Las campanas de la catedral "son de verdad", presumen en el pueblo. Suenan y volean como las de toda la vida, no tienen grabado el sonido para llamar a los fieles o darles la hora, como sucede en tantas otras iglesias. El sonido de los badajos recorre las calles estrechas de la parte antigua con nombres de los oficios hoy desaparecidos, como la calle de los Paños; las de la judería (Albaicín, Alojería), o la del convento de clausura y el tiempo retrocede en la primera hora de la tarde, momento de siesta. Ya no llaman al Angelus, pero aún perdura el eco de las campanas que oía Ferlosio en su juventud (la Chica, la Gorda o la Sermonera) o el de las pascualejas, las más pequeñas del campanario, que solo doblaban por la muerte de un niño.
Cada una tiene su nombre y son uno de los incentivos para trepar por los 124 peldaños de la escalera de caracol hasta el primer campanario de esta torre, diseñada por Miguel de Lara Churriguera (se puede subir por un euro). Una vez arriba, al pie del nido donde las cigüeñas han esparcido los palos y ramas de su casa, la vega del Alagón levanta el ánimo.
El río que amó Rafael Sánchez Ferlosio riega los campos, discurre bajo el puente de hierro de principios del siglo XX, entre chopos, y sigue dando esquinazo al viejo puente de piedra. Los límites de la muralla chocan con los antiguos arrabales, hoy barrios modernos. Allí a la vida le va la marcha.
Nuestro paseo concluye en uno de estos arrabales, el de San Francisco, en su popular plaza del Rollo, que debe su nombre a una columna de piedra rematada por una cruz, donde se ajusticiaba hasta su prohibición por las Cortes de Cádiz en 1812. Es el momento de pedir unas cañas con una ración de cueros de morro o la prueba de cerdo en el bar de 'Tito', en 'Al karika' o en el antiguo 'Piroo el Toscano'. También se puede cambiar de tercio, subiando al 'Candilejas', en la avenida de Argeme para probar pinchos más actuales y variados.

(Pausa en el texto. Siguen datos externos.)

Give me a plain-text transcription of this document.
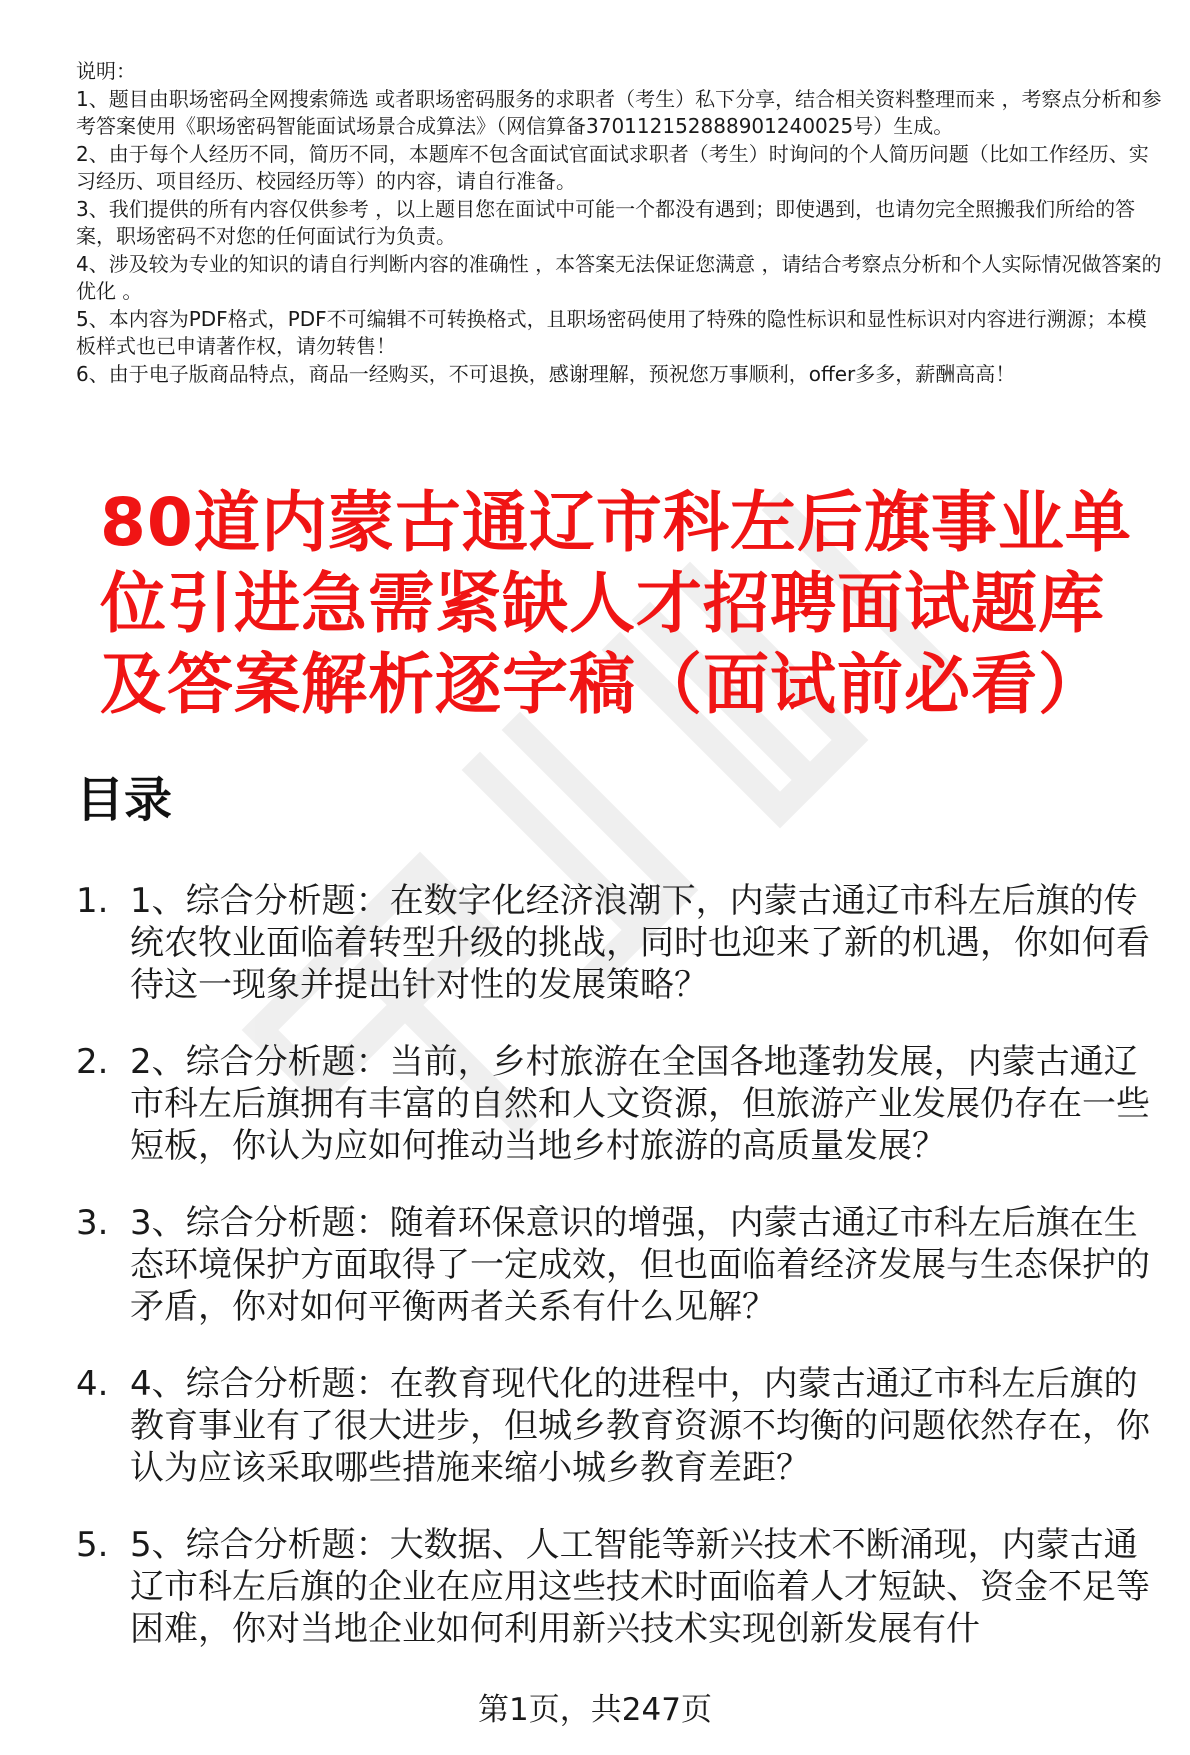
说明：

1、题目由职场密码全网搜索筛选 或者职场密码服务的求职者（考生）私下分享，结合相关资料整理而来 ，考察点分析和参考答案使用《职场密码智能面试场景合成算法》（网信算备370112152888901240025号）生成。

2、由于每个人经历不同，简历不同，本题库不包含面试官面试求职者（考生）时询问的个人简历问题（比如工作经历、实习经历、项目经历、校园经历等）的内容，请自行准备。

3、我们提供的所有内容仅供参考 ，以上题目您在面试中可能一个都没有遇到；即使遇到，也请勿完全照搬我们所给的答案，职场密码不对您的任何面试行为负责。

4、涉及较为专业的知识的请自行判断内容的准确性 ，本答案无法保证您满意 ，请结合考察点分析和个人实际情况做答案的优化 。

5、本内容为PDF格式，PDF不可编辑不可转换格式，且职场密码使用了特殊的隐性标识和显性标识对内容进行溯源；本模板样式也已申请著作权，请勿转售！

6、由于电子版商品特点，商品一经购买，不可退换，感谢理解，预祝您万事顺利，offer多多，薪酬高高！

80道内蒙古通辽市科左后旗事业单位引进急需紧缺人才招聘面试题库及答案解析逐字稿（面试前必看）
目录
1. 1、综合分析题：在数字化经济浪潮下，内蒙古通辽市科左后旗的传统农牧业面临着转型升级的挑战，同时也迎来了新的机遇，你如何看待这一现象并提出针对性的发展策略？
2. 2、综合分析题：当前，乡村旅游在全国各地蓬勃发展，内蒙古通辽市科左后旗拥有丰富的自然和人文资源，但旅游产业发展仍存在一些短板，你认为应如何推动当地乡村旅游的高质量发展？
3. 3、综合分析题：随着环保意识的增强，内蒙古通辽市科左后旗在生态环境保护方面取得了一定成效，但也面临着经济发展与生态保护的矛盾，你对如何平衡两者关系有什么见解？
4. 4、综合分析题：在教育现代化的进程中，内蒙古通辽市科左后旗的教育事业有了很大进步，但城乡教育资源不均衡的问题依然存在，你认为应该采取哪些措施来缩小城乡教育差距？
5. 5、综合分析题：大数据、人工智能等新兴技术不断涌现，内蒙古通辽市科左后旗的企业在应用这些技术时面临着人才短缺、资金不足等困难，你对当地企业如何利用新兴技术实现创新发展有什
第1页，共247页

Tras el aperitivo, puede uno sentarse a comer en 'El Bobo de Coria', en plena parte antigua, y probar la cocina extremeña, en la que el retinto y las setas cobran protagonismo. Otra opción es bajar hasta el río y acomodarse en 'Percor', que incorpora preparaciones más actuales.
Y para dormir, el Hotel Palacio en la plaza de la Catedral o Montesol, junto al río.